Auto Racing: weight and performance, socket head cap screws, spec miata


Question
how significantly will changing the onboard weight by 10-50 lbs impact a car's lap time (use a spec Miata on Road America as an example - about 4 miles in 3 minutes ).  Thank you for any help on this matter.

Jeff

Answer
Hi again Jeff:

Thanks for the kudos.   I could stand to lose a few myself.

Here are a few tips for weight reduction in the car that I have come up with, in the order that I think of them.
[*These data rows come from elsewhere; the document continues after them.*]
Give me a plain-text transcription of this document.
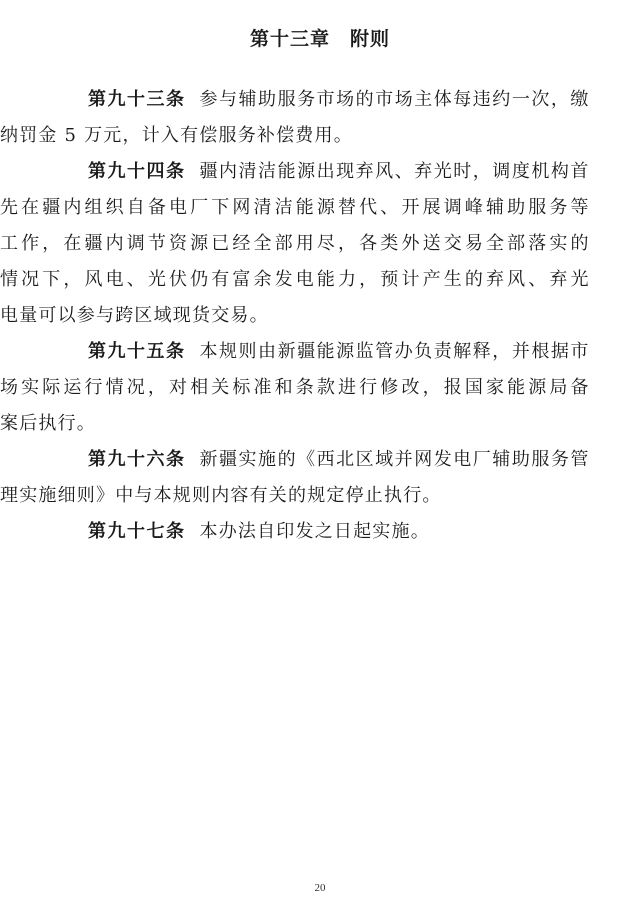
第十三章　附则
第九十三条 参与辅助服务市场的市场主体每违约一次，缴
纳罚金 5 万元，计入有偿服务补偿费用。
第九十四条 疆内清洁能源出现弃风、弃光时，调度机构首
先在疆内组织自备电厂下网清洁能源替代、开展调峰辅助服务等
工作，在疆内调节资源已经全部用尽，各类外送交易全部落实的
情况下，风电、光伏仍有富余发电能力，预计产生的弃风、弃光
电量可以参与跨区域现货交易。
第九十五条 本规则由新疆能源监管办负责解释，并根据市
场实际运行情况，对相关标准和条款进行修改，报国家能源局备
案后执行。
第九十六条 新疆实施的《西北区域并网发电厂辅助服务管
理实施细则》中与本规则内容有关的规定停止执行。
第九十七条 本办法自印发之日起实施。
20
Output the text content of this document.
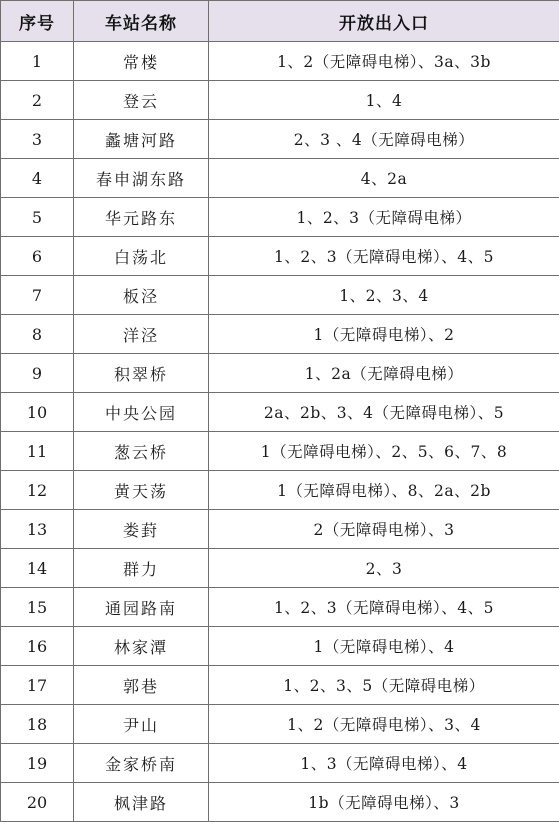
序号	车站名称	开放出入口
1	常楼	1、2（无障碍电梯）、3a、3b
2	登云	1、4
3	蠡塘河路	2、3 、4（无障碍电梯）
4	春申湖东路	4、2a
5	华元路东	1、2、3（无障碍电梯）
6	白荡北	1、2、3（无障碍电梯）、4、5
7	板泾	1、2、3、4
8	洋泾	1（无障碍电梯）、2
9	积翠桥	1、2a（无障碍电梯）
10	中央公园	2a、2b、3、4（无障碍电梯）、5
11	葱云桥	1（无障碍电梯）、2、5、6、7、8
12	黄天荡	1（无障碍电梯）、8、2a、2b
13	娄葑	2（无障碍电梯）、3
14	群力	2、3
15	通园路南	1、2、3（无障碍电梯）、4、5
16	林家潭	1（无障碍电梯）、4
17	郭巷	1、2、3、5（无障碍电梯）
18	尹山	1、2（无障碍电梯）、3、4
19	金家桥南	1、3（无障碍电梯）、4
20	枫津路	1b（无障碍电梯）、3
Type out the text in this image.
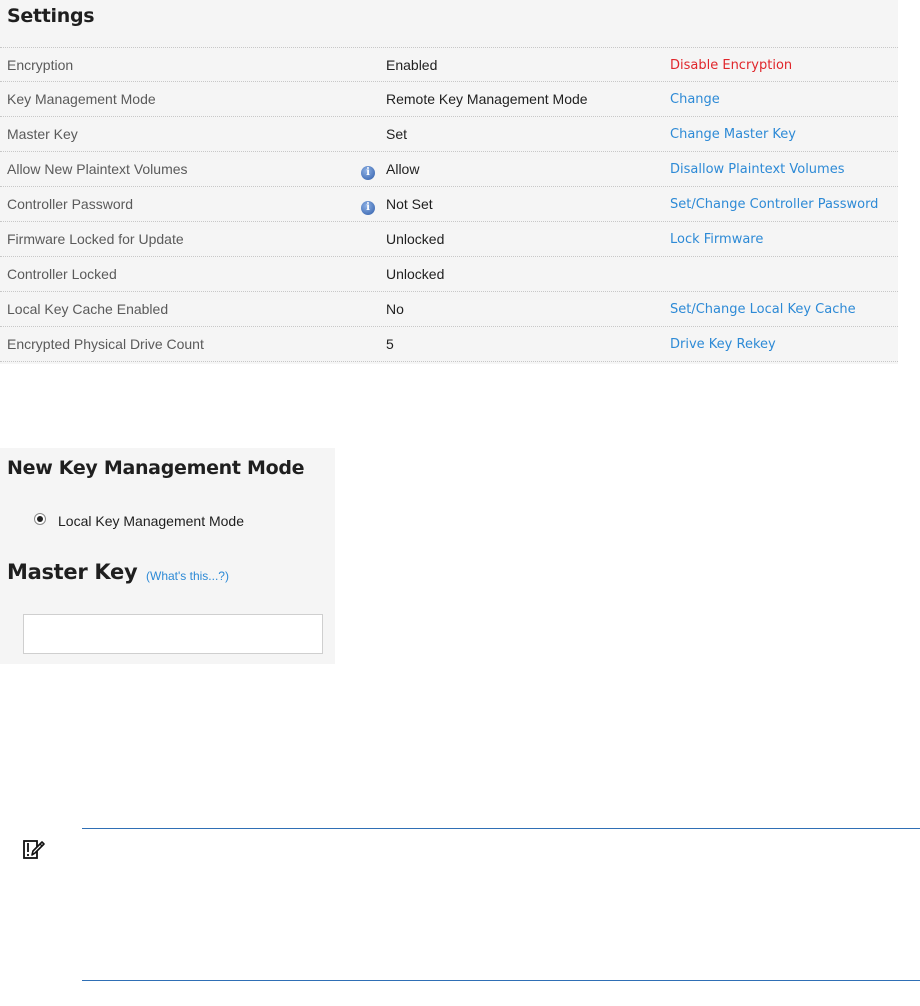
Settings
Encryption	Enabled	Disable Encryption
Key Management Mode	Remote Key Management Mode	Change
Master Key	Set	Change Master Key
Allow New Plaintext Volumes	i	Allow	Disallow Plaintext Volumes
Controller Password	i	Not Set	Set/Change Controller Password
Firmware Locked for Update	Unlocked	Lock Firmware
Controller Locked	Unlocked
Local Key Cache Enabled	No	Set/Change Local Key Cache
Encrypted Physical Drive Count	5	Drive Key Rekey
New Key Management Mode
Local Key Management Mode
Master Key (What's this...?)
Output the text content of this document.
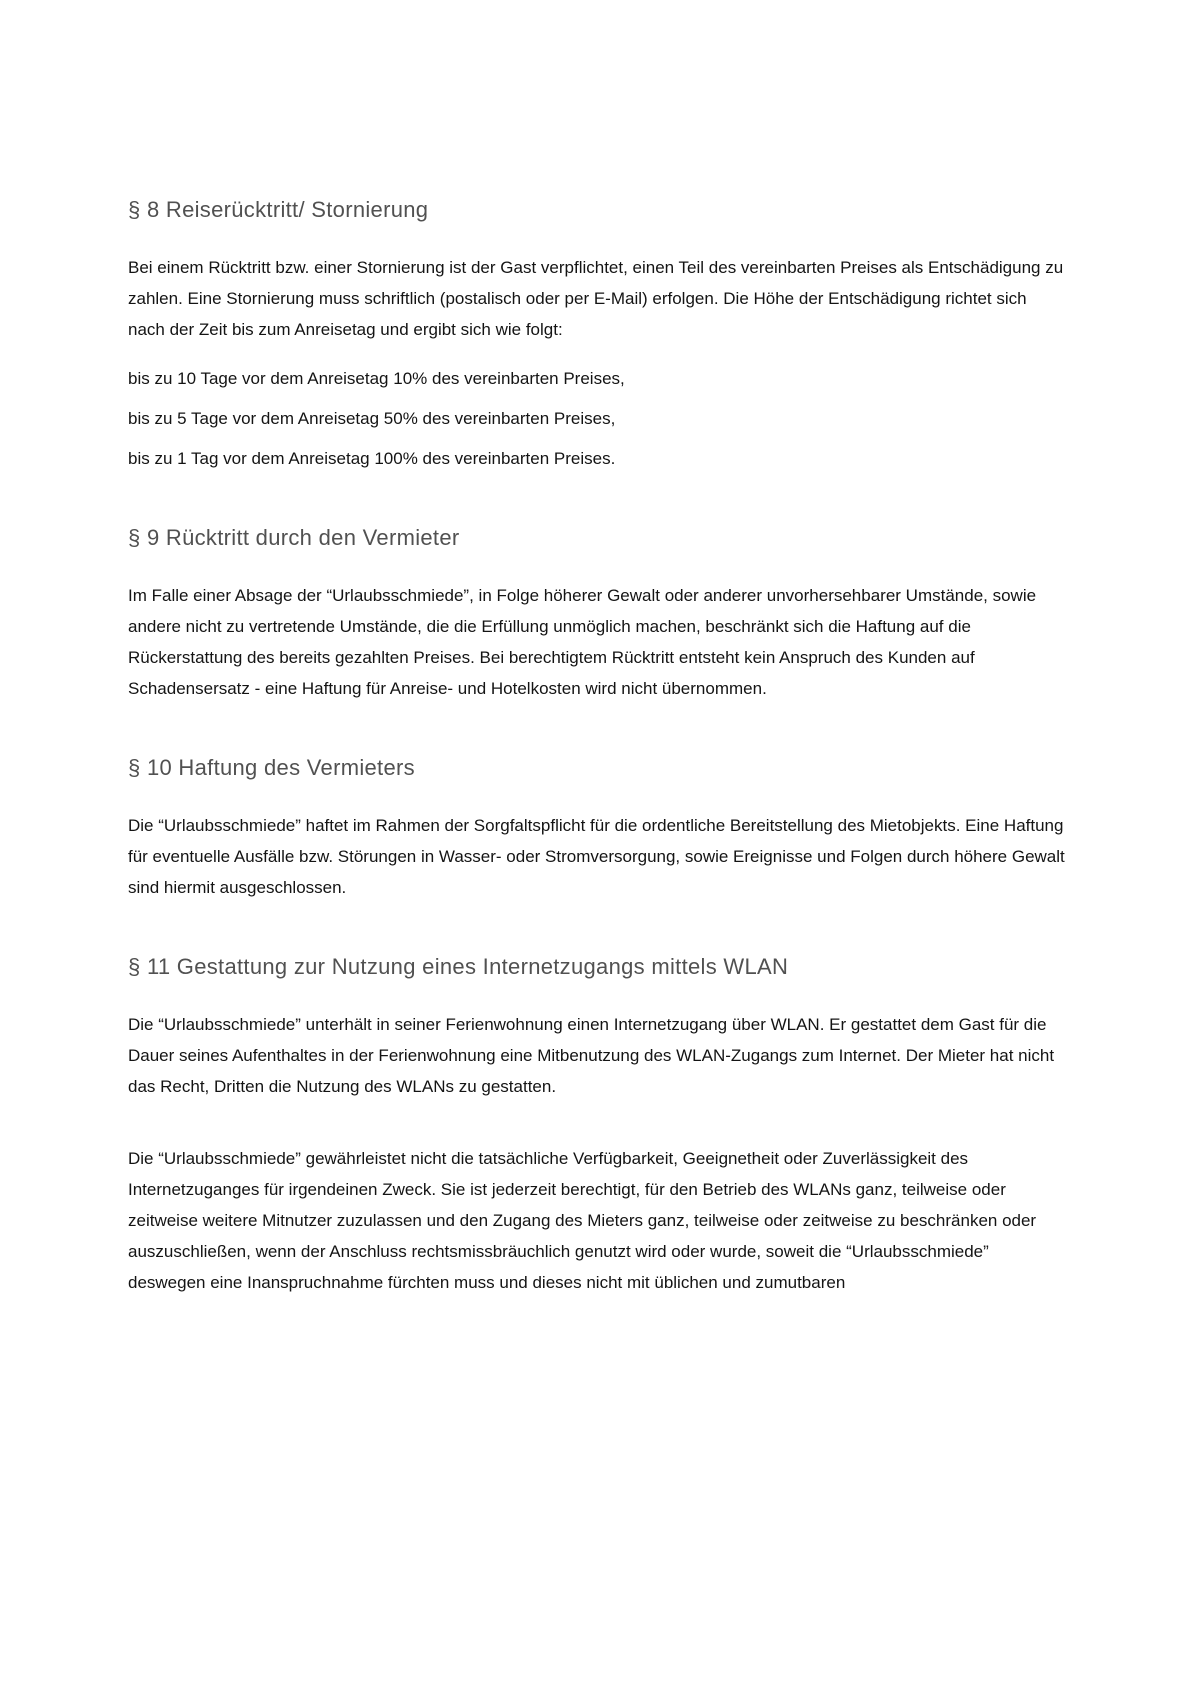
§ 8 Reiserücktritt/ Stornierung

Bei einem Rücktritt bzw. einer Stornierung ist der Gast verpflichtet, einen Teil des vereinbarten Preises als Entschädigung zu zahlen. Eine Stornierung muss schriftlich (postalisch oder per E-Mail) erfolgen. Die Höhe der Entschädigung richtet sich nach der Zeit bis zum Anreisetag und ergibt sich wie folgt:

bis zu 10 Tage vor dem Anreisetag 10% des vereinbarten Preises,

bis zu 5 Tage vor dem Anreisetag 50% des vereinbarten Preises,

bis zu 1 Tag vor dem Anreisetag 100% des vereinbarten Preises.

§ 9 Rücktritt durch den Vermieter

Im Falle einer Absage der “Urlaubsschmiede”, in Folge höherer Gewalt oder anderer unvorhersehbarer Umstände, sowie andere nicht zu vertretende Umstände, die die Erfüllung unmöglich machen, beschränkt sich die Haftung auf die Rückerstattung des bereits gezahlten Preises. Bei berechtigtem Rücktritt entsteht kein Anspruch des Kunden auf Schadensersatz - eine Haftung für Anreise- und Hotelkosten wird nicht übernommen.

§ 10 Haftung des Vermieters

Die “Urlaubsschmiede” haftet im Rahmen der Sorgfaltspflicht für die ordentliche Bereitstellung des Mietobjekts. Eine Haftung für eventuelle Ausfälle bzw. Störungen in Wasser- oder Stromversorgung, sowie Ereignisse und Folgen durch höhere Gewalt sind hiermit ausgeschlossen.

§ 11 Gestattung zur Nutzung eines Internetzugangs mittels WLAN

Die “Urlaubsschmiede” unterhält in seiner Ferienwohnung einen Internetzugang über WLAN. Er gestattet dem Gast für die Dauer seines Aufenthaltes in der Ferienwohnung eine Mitbenutzung des WLAN-Zugangs zum Internet. Der Mieter hat nicht das Recht, Dritten die Nutzung des WLANs zu gestatten.

Die “Urlaubsschmiede” gewährleistet nicht die tatsächliche Verfügbarkeit, Geeignetheit oder Zuverlässigkeit des Internetzuganges für irgendeinen Zweck. Sie ist jederzeit berechtigt, für den Betrieb des WLANs ganz, teilweise oder zeitweise weitere Mitnutzer zuzulassen und den Zugang des Mieters ganz, teilweise oder zeitweise zu beschränken oder auszuschließen, wenn der Anschluss rechtsmissbräuchlich genutzt wird oder wurde, soweit die “Urlaubsschmiede” deswegen eine Inanspruchnahme fürchten muss und dieses nicht mit üblichen und zumutbaren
1) With a saw, shorten all steel fasteners that extend beyond the nut, leave no more than one thread protruding.
Save the scrap and weigh it.  You'll be shocked by what you've saved.
2) remove and discard the rear view mirrors, replace with a 3 panel wink mirror inside, and two cheap plastic ones for the wings, but mount those on the cage uprights with an aluminum bracket, that'll keep them from getting knocked off.
3)Any fasteners that are non-critical, like fender mounting bolts, and other unstressed fasteners can be replaced with aluminum, or even nylon or plastic. contact <Metric and Multistandard Coomponents Corp.,  Norcross, Georgia,>  1-800-444-9560, be sure and ask for a catalog, it has a wealth of info in it. For stressed fastners consider changing to Allen head (Socket head) cap screws, and save the weight of the hex head. Remove non-essential lock washers (!!) use Locktite instead.  
4) Buy the lightest wheels you can find, check out Real Wheels from Irv Hoerr Racing Products, (http://www.hrpworld.com/) They are popular in GT-1 and are about $170 each which is compeititve.
5)Check your fuel consumption closely, and put in just enough for each event, if you run out on the cool off lap, you've nailed it. Add a gallon as a margin, but remember it weighs about 6.5 pounds per gallon.  If you run enduros too, consider changing to a larger cell for those events.
6) On my IT car, I even drilled the door hinges, not legal but who's going to protest a door hinge, or even think of it ?
7) Use an aluminum racing seat, Kirkys are good, and reasonable and LIGHT . (Steel bolts though, grade 8 ! )
8) Pay the extra 2 or 3 bucks for the aluminum discharge tube for the fire bottle. If you can afford it, get an aluminum bottle too. Your solid fuel lines can be aluminum too. Always use Earls or Aeroquip aluminum hose fittings where allowed.

Here's another thought for you. Not weight related, but for goodness sake use a synthetic racing oil. I use Amsoil, Red Line and Royal Purple are two other good ones, Mobile One will destroy an engine under racing stress. I guess Castrol Syntec is OK.

Final thought about weight, if you save enough ounces, you'll save a pound here and there too. To save weight you have to be THINKING about it. Once you can do that you'll start to feel it in the seat.

Best of luck to you, and come race with us at Sebring sometime, the tracks are a real challenge, and we have started as many as 50 SMs at a time.